Can't do gold, platinum, silver, etc because those are elements in and of themselves (that would be alchemy and breaking the nucleus of an atom to change proton numbers/neutron numbers... ask Japan what that does). Basically it can make simple "cheap" compounds. If you wanna make gold, go find gold, melt it down, then let it harden and boom you got gold. No combination of elements will make another element, L2Chemistry.

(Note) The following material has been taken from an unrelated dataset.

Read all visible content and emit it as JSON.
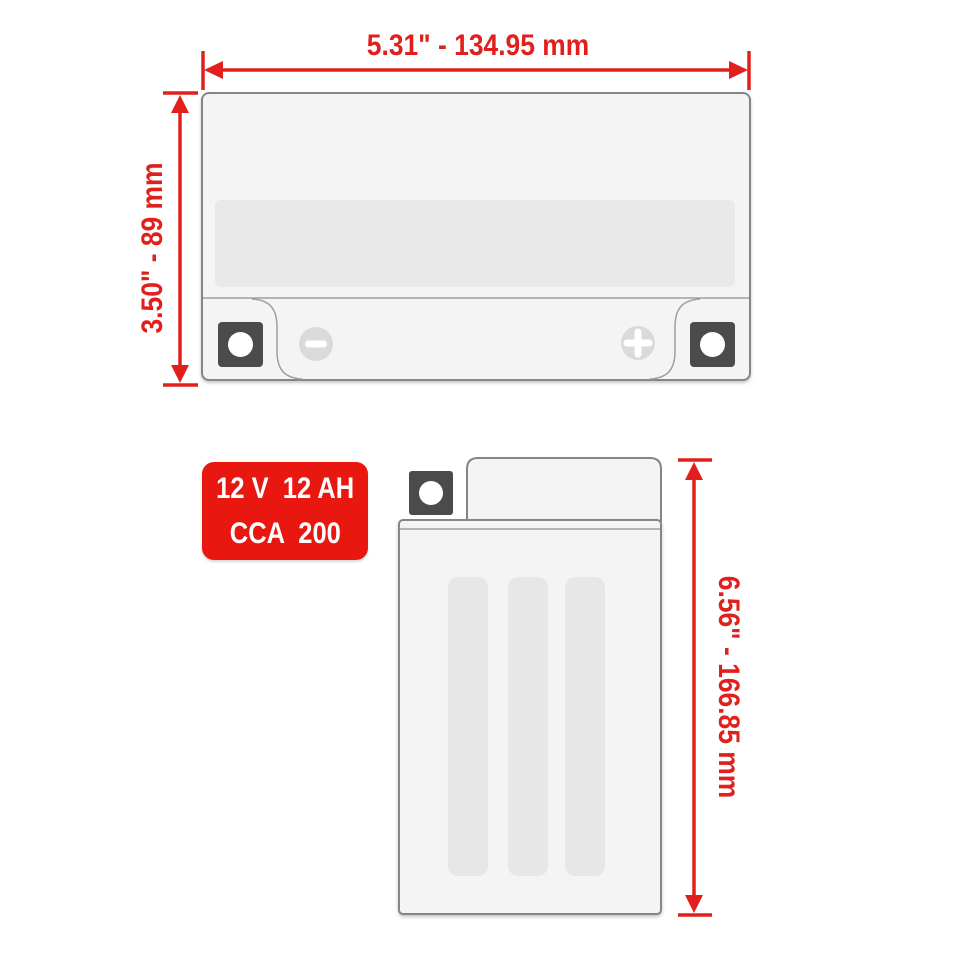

Though isotopes do exist but thats not really the same thing (elements with similar properties to another element due to alterations)
 
astralprojectee;10770545 said:
[My version of a comment that was posted earlier.]

(Someone drops head in prayer) (Very sincere face.)
Please God, let me have one of these machines.
Give me at least a few years of health to play around, making and testing new psychedelics like Shulgin for your glory.
A decade or two is better.
Or better yet you can make me live as long as Job in the bible for your glory.
I will give give to the poor.
I and tithe 10%. No wait, I will tithe 20% for you.
I can be a witness and bring others to the psychedelic truth for your glory.
Pretty please with cherries on top? I promise I will not abuse any more sacred psychedelics.
----------------------------------
In all honesty if there is a God of morals and integrity, God would be all for giving a responsible person one of these machines for psychedelic use. Those that know the truth will agree. ;)

:)
God has already given us so many wonderful drugs that it is hard to ask for more.
(But not too hard!)
 
ebola?;10768006 said:
This guy is so full of shit (unless someone can explain to me how this machine will simplify the vast number of reagents and precursors that will need be kept on hand, along with how said machinery will surmount the drastic variability of those reactions entailed).

ebola

"There are loads of drugs out there that aren't available," Cronin says, "because the population that needs them is not big enough, or not rich enough. This model changes that economy of scale; it could makes any drug cost effective."

Yeah, I agree, this guy does sound completely full of shit. He says that it will make "any drug cost effective;" pardon my french, but are you fucking high? Jesus christ, yeah, because you have a 3D printer with a few simple organic molecules in it that can make sugar or ibuprofen, that means that you can easily and cheaply make taxol. Fuck you, you fucking liar. Loads of drugs that aren't available because people aren't rich enough... you know why they're not rich enough? Because the drugs often cost $10,000 to make a gram of the drug and a single dose is 400 mg, not because pharmaceutical companies are just greedy soulless companies. Sure, some drugs wouldn't be too too difficult to create with some relatively common, cheap, stable simple molecules, but not that many. Using a 3D printer doesn't make most drugs cheaper to produce and almost certainly would not be able to perform some of the complex reactions that require extreme conditions and/or highly toxic, expensive, or reactive reagents. This is such a hyped up bullshit idea. You're not going to have n-butyl/t-butyl lithium in this thing, or H2 gas with a palladium catalyst that must be pressured to something like 10,000 bars to perform a hydrogenation reaction.

But hey, any press is good press, even if you have to be a raving deceiver to get that press, right? Don't get your hopes up, guys.